Just as important, attorneys don't take class-action suits on a contingency basis unless they think they can win or reach a satisfactory settlement. I doubt if they'd regard a desire to "generate a lot of negative publicity" as sufficient grounds for investing time and money in a lawsuit.

IMHO, trash talk isn't a viable strategy for "dealing with the consequences of Bourbon Update."

I wasn't even the one that brought it up in the first place. However, since you brought it up, if you must continue with the topic; it most certainly would generate negative publicity if the media got their hands on the story, and if one were to involve G, they WOULD get their hands on it.

Although they may not admit it, we all know that lawyers all the time "invest time and money in a lawsuit" to "generate a lot of negative publicity", that's how they make a lot of their money. But, this has no place on this thread.

fearlessrick

1:29 pm on Jun 18, 2005 (gmt 0)

WebmasterWorld Senior Member 10+ Year Member Top Contributors Of The Month



Peter, telling us to stay calm and be patient after this has gone on for nearly a month is counterproductive.
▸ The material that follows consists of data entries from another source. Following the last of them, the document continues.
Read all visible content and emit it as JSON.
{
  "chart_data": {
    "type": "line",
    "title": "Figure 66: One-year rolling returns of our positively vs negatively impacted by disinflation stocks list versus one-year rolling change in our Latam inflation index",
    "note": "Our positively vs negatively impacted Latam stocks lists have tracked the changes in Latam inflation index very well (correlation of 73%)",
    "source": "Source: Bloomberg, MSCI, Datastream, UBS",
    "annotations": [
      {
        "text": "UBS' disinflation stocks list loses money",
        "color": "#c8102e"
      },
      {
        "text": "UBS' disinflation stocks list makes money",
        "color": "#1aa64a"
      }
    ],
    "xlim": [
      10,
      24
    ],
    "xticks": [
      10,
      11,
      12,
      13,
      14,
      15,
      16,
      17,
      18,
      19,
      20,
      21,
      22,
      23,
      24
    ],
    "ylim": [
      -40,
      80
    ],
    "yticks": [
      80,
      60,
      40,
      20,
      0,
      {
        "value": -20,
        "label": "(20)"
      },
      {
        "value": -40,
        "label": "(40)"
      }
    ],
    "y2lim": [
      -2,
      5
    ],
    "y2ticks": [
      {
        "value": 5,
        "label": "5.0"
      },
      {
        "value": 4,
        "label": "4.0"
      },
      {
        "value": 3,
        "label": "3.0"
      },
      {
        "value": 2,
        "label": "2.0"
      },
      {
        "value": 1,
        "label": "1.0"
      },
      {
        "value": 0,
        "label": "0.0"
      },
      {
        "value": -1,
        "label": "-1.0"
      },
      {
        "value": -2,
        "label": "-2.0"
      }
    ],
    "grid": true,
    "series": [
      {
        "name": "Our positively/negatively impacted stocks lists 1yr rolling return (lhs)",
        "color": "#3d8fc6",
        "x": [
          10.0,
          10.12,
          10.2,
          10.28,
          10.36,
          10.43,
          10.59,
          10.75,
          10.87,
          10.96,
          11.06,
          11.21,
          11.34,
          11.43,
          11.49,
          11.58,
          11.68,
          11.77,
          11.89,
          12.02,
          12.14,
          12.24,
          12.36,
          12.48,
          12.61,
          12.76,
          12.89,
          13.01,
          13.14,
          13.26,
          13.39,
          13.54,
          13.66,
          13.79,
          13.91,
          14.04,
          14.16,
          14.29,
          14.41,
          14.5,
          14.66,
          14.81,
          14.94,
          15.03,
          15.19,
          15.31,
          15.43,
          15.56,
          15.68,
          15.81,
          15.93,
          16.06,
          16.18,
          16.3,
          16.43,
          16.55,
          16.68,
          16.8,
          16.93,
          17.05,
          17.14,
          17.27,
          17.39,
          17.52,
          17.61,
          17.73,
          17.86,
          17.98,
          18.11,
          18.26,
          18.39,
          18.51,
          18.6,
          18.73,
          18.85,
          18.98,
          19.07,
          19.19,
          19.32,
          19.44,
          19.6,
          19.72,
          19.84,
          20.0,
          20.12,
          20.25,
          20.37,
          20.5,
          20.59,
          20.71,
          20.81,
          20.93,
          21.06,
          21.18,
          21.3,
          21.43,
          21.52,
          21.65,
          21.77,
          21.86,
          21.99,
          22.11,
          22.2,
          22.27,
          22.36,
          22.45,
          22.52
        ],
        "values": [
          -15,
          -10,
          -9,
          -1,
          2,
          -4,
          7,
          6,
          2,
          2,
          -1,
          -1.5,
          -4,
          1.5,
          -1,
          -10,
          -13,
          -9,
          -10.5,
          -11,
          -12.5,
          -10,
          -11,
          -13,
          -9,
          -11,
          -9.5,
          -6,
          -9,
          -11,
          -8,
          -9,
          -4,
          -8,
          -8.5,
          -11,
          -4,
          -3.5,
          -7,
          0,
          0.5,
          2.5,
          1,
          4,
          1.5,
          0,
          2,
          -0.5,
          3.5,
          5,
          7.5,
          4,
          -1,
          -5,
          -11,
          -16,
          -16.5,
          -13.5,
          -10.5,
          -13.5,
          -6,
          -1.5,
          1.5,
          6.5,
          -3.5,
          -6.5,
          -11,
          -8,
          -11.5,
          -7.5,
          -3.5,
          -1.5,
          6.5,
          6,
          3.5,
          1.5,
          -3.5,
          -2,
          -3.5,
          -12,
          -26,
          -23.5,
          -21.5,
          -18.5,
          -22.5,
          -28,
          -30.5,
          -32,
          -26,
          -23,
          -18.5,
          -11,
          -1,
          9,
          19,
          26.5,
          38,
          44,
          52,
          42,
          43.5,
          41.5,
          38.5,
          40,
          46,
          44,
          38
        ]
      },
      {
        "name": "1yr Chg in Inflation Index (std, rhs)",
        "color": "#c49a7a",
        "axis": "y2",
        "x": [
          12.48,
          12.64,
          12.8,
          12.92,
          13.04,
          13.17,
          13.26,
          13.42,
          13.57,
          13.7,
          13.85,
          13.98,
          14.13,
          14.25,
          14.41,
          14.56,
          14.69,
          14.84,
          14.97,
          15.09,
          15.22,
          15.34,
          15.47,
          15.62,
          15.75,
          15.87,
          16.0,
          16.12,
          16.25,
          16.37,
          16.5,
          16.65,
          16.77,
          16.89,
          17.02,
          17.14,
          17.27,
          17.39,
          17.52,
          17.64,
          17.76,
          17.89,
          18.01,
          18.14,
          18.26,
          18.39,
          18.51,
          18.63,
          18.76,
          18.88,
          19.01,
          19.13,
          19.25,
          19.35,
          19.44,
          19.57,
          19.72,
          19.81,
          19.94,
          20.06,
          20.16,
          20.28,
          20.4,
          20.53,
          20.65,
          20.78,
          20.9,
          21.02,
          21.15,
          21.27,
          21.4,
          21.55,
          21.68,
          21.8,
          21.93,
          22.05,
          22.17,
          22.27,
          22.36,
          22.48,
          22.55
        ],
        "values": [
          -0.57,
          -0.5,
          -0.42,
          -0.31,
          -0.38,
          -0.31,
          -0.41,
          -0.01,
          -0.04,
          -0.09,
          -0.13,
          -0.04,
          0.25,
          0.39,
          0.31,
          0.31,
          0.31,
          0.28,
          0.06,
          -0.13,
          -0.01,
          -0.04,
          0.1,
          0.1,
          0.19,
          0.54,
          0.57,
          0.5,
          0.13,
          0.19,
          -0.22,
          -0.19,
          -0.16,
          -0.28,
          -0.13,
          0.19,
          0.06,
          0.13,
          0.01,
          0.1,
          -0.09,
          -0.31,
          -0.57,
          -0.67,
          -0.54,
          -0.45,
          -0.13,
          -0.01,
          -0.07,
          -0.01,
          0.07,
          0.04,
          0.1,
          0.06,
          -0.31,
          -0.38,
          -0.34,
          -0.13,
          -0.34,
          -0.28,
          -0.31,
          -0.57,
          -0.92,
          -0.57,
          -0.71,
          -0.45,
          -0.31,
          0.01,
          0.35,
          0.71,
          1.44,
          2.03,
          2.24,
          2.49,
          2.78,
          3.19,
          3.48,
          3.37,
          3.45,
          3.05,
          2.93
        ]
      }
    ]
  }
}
I think patience has been exhausted just as revenues have been dashed. For reasons known only to Google - and quite possibly not know to them if their algo is twisted, misaligned, malajusted or just plain broken - search results for many, many terms are simply not relevant. This has resulted in a discernable loss of traffic and the resultant decline of revenue for many sites.

Concrete answers would be appropriate. Apologies would be reasonable. Instead we get the occasional post by GoogleGuy who tells us just what you did, "stay calm." Meanwhile, our livlihoods are being destoryed.

It's like telling a terminally ill patient that everything's going to be OK. Yes, it will be, when the patient dies. All worries will be gone.

Getting away from Google is now a viable option. Maybe even more viable is getting into another line of work.

Visit Thailand

1:42 pm on Jun 18, 2005 (gmt 0)

WebmasterWorld Senior Member 10+ Year Member



Hadn't contributed to this thread up until now. But I am seeing a massive change in SERPS for the keywords I track since late 16 June (Thailand) time.

From our sites perspective it seems to have returned to the problems we had experienced March 23/24 and had recovered from around the Bourbon update time.